I'd like to install some wall-supported shelving, and the lights are in the way. I'd also quite like to have some lighting (possibly LED strips) under the lowest shelf to light the desk.

It seems to me that I should be able to just extend the wiring from the wall lights down the wall, and connect the under-desk lighting that way, so that it continues to be operated from the wall switches.

My question is: what's the correct way of going about this? I expect the light fittings will just have some wire coming out of the wall - should I install a backbox and some sort of front panel (with a socket, or just a fuse?) Should I angle-grind a channel in the wall and extend the wire, and if so how should I terminate it then? Or can I just chocbox the wire outside the wall and fill it in a bit?

1 Answer 1


Yes you can just extend wiring. However, exactly how will depend on the particular circumstances of your wall.

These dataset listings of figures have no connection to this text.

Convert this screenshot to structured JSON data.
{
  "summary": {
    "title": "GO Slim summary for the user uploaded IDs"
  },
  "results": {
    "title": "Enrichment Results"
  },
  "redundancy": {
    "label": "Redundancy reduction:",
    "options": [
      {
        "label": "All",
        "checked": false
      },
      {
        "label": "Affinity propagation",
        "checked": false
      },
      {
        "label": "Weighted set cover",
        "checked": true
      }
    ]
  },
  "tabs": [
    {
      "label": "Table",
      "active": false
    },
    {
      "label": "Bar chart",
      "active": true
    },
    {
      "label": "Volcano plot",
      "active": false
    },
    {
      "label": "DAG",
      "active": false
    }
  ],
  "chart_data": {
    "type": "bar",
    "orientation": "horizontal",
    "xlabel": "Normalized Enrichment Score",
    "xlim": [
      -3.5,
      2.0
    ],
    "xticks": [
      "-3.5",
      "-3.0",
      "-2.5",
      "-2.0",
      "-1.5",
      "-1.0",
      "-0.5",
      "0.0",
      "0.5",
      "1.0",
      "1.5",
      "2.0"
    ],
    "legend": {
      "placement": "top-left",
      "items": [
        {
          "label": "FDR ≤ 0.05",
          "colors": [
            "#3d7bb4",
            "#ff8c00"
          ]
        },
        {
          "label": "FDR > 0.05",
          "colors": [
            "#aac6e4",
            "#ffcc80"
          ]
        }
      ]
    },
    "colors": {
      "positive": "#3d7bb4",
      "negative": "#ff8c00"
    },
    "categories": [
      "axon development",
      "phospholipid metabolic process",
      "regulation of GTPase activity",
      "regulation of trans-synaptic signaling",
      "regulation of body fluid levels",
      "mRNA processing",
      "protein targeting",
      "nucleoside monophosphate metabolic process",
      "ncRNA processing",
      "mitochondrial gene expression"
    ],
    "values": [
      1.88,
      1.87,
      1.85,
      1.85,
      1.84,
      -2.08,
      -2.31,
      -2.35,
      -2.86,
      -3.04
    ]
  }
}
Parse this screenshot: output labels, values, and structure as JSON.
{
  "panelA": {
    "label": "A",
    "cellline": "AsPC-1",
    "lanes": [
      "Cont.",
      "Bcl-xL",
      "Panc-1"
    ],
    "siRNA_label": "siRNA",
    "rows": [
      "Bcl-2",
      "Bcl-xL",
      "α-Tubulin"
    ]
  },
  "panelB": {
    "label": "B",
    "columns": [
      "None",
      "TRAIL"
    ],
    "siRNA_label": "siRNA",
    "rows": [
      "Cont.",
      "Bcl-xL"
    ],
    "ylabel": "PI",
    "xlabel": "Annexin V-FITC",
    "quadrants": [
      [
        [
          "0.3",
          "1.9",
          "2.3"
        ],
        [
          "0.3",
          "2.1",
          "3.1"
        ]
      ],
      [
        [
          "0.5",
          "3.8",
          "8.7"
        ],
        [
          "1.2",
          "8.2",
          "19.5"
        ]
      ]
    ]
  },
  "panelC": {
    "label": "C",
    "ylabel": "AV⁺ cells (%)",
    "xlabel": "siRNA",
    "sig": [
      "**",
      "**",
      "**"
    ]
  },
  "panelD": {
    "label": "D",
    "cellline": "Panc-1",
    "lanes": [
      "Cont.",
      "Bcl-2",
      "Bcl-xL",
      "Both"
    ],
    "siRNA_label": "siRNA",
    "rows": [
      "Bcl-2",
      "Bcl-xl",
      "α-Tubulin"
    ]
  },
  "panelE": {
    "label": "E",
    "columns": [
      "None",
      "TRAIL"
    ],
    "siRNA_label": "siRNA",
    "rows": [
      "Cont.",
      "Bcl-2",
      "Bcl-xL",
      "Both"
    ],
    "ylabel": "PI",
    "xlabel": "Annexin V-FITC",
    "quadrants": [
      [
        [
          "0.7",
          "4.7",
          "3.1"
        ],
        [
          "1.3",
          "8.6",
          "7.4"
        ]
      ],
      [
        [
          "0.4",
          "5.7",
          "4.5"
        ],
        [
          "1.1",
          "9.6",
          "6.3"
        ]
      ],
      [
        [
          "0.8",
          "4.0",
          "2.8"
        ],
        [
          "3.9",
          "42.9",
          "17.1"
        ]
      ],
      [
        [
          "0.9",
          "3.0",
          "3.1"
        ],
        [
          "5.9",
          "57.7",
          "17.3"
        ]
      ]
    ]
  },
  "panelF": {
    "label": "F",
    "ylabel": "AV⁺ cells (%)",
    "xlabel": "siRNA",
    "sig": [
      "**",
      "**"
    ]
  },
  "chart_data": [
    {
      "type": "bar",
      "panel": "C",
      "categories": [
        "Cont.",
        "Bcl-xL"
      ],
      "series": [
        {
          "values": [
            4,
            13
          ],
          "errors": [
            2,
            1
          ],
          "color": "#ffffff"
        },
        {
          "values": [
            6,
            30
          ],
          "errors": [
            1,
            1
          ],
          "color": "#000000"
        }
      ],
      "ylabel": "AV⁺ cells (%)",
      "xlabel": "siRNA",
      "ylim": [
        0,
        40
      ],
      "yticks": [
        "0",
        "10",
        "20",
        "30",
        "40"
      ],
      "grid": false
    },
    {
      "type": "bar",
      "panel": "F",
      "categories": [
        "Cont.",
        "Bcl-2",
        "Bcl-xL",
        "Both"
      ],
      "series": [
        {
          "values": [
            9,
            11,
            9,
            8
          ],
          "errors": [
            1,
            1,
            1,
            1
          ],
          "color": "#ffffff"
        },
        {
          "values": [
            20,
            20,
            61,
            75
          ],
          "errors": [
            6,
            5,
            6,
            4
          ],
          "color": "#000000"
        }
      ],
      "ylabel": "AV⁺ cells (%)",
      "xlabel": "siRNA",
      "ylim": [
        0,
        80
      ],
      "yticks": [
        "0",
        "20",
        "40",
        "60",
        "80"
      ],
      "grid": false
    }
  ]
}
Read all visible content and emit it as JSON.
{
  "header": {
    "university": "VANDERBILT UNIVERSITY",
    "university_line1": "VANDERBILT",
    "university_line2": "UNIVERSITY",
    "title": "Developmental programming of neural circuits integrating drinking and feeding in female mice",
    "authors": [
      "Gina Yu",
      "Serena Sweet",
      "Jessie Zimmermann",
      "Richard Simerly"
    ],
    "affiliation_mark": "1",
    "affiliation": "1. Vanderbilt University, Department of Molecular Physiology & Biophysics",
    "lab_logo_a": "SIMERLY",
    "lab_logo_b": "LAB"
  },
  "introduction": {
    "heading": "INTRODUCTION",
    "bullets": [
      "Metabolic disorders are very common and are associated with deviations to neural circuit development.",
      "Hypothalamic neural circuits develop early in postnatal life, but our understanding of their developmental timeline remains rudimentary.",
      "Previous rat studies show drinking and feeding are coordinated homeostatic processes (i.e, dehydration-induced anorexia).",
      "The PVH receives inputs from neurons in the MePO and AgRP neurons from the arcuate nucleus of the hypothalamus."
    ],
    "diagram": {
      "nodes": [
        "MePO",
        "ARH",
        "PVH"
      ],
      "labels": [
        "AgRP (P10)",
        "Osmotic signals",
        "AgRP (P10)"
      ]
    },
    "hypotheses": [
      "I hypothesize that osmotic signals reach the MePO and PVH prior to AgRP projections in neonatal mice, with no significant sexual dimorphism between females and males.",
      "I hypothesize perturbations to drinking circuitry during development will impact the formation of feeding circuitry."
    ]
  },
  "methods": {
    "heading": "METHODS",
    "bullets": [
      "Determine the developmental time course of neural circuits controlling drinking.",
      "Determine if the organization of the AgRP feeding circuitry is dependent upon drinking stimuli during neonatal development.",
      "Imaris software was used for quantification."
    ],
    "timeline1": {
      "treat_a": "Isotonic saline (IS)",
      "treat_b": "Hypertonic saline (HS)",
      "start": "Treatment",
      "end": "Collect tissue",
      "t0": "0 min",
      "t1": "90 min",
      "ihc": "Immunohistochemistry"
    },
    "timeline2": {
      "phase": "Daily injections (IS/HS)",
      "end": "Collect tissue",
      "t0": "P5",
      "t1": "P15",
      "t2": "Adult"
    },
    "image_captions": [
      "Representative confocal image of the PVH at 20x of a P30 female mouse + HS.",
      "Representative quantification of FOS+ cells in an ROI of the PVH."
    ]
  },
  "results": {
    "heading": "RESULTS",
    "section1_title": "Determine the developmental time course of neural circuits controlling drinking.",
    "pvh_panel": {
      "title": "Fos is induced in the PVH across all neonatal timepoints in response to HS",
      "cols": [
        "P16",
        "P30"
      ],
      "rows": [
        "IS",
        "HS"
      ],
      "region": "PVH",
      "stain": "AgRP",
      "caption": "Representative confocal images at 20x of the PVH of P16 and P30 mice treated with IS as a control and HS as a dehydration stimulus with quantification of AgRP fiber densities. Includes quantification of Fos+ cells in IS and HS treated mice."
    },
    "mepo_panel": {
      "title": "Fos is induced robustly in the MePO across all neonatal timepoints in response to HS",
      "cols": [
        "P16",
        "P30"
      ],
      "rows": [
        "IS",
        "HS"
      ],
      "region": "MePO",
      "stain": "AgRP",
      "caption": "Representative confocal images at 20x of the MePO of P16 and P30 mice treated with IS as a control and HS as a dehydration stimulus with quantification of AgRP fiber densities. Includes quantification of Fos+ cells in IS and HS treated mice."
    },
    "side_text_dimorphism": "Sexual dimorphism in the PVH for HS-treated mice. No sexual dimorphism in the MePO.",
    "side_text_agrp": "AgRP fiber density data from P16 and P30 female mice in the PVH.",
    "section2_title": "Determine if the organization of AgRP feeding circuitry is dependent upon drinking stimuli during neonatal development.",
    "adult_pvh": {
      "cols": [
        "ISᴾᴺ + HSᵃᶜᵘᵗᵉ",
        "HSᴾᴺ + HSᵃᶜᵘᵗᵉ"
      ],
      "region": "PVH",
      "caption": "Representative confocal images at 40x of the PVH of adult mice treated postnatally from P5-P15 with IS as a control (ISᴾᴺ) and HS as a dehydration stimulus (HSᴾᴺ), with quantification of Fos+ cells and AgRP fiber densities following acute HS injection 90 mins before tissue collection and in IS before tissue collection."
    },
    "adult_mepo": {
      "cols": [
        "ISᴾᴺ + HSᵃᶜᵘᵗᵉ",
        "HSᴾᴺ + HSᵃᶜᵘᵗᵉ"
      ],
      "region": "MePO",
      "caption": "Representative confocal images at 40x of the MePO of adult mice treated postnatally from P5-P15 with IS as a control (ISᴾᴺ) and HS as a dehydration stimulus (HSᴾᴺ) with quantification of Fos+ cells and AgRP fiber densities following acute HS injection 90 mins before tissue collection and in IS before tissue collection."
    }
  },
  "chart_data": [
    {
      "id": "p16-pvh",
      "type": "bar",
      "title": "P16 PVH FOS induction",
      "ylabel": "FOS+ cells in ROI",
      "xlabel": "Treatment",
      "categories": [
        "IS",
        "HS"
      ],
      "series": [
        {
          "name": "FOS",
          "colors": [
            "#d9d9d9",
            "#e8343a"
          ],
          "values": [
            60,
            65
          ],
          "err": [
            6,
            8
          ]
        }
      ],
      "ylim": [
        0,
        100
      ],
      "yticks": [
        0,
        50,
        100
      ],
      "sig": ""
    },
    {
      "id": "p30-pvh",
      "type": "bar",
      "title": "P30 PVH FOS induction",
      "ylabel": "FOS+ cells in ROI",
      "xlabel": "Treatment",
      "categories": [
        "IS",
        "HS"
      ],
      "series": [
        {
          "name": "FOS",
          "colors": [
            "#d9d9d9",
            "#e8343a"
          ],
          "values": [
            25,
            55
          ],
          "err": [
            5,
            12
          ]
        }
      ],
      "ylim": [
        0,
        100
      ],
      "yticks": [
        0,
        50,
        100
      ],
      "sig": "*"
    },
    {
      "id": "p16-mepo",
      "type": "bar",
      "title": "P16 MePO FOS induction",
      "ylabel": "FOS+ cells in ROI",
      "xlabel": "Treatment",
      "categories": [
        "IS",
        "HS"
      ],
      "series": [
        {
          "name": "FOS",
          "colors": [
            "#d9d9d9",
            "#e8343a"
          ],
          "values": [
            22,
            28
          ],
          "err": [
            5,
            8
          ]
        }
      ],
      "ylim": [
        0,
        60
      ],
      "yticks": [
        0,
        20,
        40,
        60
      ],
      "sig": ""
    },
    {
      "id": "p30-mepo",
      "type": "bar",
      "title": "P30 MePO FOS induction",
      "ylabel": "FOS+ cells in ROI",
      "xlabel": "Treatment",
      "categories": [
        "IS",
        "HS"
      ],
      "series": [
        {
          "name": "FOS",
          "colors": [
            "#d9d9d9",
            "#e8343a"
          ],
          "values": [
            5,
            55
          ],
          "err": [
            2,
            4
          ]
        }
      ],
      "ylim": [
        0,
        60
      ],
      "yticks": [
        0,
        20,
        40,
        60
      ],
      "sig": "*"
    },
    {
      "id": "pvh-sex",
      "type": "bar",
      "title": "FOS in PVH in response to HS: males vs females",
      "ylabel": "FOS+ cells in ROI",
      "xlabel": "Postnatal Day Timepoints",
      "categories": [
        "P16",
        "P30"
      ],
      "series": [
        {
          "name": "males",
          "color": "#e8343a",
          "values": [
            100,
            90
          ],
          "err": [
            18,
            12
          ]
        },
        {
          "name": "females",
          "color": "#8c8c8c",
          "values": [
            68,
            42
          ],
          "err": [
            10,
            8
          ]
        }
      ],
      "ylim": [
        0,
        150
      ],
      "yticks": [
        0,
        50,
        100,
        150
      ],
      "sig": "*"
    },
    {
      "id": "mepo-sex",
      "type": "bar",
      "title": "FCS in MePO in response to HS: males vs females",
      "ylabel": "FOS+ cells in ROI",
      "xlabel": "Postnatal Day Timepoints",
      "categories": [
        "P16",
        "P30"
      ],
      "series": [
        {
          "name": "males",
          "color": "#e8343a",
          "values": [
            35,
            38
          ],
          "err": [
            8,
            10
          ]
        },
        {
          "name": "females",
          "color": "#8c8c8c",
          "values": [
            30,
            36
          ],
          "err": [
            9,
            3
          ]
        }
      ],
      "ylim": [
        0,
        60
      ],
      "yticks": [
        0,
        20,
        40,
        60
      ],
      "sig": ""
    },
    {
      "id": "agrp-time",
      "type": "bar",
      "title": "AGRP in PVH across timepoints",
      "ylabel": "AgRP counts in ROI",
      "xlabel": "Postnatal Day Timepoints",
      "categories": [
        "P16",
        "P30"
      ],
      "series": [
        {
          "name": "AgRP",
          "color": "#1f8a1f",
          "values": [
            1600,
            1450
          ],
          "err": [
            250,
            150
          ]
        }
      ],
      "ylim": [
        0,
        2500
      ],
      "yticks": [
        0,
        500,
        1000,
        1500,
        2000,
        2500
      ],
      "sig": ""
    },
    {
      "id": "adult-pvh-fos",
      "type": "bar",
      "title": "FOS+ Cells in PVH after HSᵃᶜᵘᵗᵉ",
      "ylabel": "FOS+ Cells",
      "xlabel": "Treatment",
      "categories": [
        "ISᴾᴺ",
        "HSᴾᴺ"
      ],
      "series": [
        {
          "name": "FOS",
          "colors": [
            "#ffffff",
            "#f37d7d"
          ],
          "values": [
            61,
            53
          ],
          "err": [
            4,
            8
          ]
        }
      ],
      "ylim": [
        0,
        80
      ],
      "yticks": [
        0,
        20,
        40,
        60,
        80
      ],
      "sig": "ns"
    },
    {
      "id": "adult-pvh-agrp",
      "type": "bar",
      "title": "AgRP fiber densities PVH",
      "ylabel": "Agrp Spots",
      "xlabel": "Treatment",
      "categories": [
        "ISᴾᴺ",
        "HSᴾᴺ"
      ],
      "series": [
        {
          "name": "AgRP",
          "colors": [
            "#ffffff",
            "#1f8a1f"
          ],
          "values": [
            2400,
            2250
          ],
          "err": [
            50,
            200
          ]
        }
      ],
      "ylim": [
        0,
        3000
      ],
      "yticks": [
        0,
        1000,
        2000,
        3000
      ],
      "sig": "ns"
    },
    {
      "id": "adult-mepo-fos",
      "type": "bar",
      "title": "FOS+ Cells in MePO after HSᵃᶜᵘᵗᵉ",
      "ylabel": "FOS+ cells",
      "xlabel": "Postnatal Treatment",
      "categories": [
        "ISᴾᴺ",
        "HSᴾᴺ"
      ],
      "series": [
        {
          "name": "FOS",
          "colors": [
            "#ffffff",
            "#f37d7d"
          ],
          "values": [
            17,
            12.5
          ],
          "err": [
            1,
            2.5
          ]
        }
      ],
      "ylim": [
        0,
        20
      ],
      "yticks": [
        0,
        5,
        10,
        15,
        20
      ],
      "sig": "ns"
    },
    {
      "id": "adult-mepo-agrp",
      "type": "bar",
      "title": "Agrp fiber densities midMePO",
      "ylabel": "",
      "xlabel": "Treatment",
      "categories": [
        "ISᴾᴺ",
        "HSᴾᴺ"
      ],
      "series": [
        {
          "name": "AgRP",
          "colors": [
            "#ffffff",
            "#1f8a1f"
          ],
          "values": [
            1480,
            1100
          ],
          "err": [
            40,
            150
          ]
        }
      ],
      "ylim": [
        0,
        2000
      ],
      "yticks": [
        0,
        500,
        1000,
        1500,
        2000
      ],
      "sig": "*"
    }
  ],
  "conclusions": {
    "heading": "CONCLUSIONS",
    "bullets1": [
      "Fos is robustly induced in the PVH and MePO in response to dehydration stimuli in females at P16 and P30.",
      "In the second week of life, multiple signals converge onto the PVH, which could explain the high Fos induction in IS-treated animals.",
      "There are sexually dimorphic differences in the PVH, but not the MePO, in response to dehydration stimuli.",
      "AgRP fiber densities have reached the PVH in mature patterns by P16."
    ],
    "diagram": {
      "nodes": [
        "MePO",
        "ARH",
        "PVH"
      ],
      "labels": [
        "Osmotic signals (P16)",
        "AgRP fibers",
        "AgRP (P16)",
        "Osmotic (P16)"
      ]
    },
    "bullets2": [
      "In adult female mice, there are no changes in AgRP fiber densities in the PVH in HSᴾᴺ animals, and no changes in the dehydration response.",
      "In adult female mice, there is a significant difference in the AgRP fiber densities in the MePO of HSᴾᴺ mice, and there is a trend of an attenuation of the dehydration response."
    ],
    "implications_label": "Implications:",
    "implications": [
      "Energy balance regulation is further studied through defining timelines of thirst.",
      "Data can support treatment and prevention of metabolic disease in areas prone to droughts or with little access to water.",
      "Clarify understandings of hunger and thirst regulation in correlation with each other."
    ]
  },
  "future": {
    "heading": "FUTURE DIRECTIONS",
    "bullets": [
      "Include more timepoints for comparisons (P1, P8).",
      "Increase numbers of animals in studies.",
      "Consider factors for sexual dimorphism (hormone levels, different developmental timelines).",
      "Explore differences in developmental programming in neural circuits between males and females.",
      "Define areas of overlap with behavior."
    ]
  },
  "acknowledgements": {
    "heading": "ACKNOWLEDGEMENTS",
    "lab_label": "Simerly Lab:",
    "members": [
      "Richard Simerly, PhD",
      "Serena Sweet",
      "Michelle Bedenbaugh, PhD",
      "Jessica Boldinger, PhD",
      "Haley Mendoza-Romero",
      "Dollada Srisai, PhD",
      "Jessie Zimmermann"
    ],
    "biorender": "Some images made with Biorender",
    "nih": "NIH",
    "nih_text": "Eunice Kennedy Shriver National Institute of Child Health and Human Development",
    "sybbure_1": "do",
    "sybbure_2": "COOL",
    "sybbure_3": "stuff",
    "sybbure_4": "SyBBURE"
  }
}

You can get plates that just have hole for the wire to come out of - this one from B&Q or this one, also from B&Q for example - so you could fit one of those. If the wire would get in the way then cutting a channel down to the correct height is the best bet. Make sure you use suitable conduit to protect the wire. You can then fit the plate at the lower level. You can use a blanking plate over the existing outlet, if you have enough depth you might be able to fit the plate flush with the wall.

I wouldn't chocbox outside the wall - that wouldn't pass code.

This might be one of those jobs that you have to get an electrician for - given the regulations.

  • Would I need to have a fused plate?
    – xorsyst
    Jun 1, 2012 at 11:22
  • @xorsyst - It might be a good idea, but I don't think it's essential (but I'm not familiar enough with the current electrical code to say for sure)
    – ChrisF
    Jun 1, 2012 at 11:24
  • @ChrisF Can you clarify your "plaster over the hole" statement, as it sounds like you're suggesting to cover up a junction box. It is against code and dangerous to have hidden junctions. Any connections must be accessible and contained in a proper box.
    – gregmac
    Jun 1, 2012 at 15:08
  • @gregmac - good point - I was unclear. I'll correct it.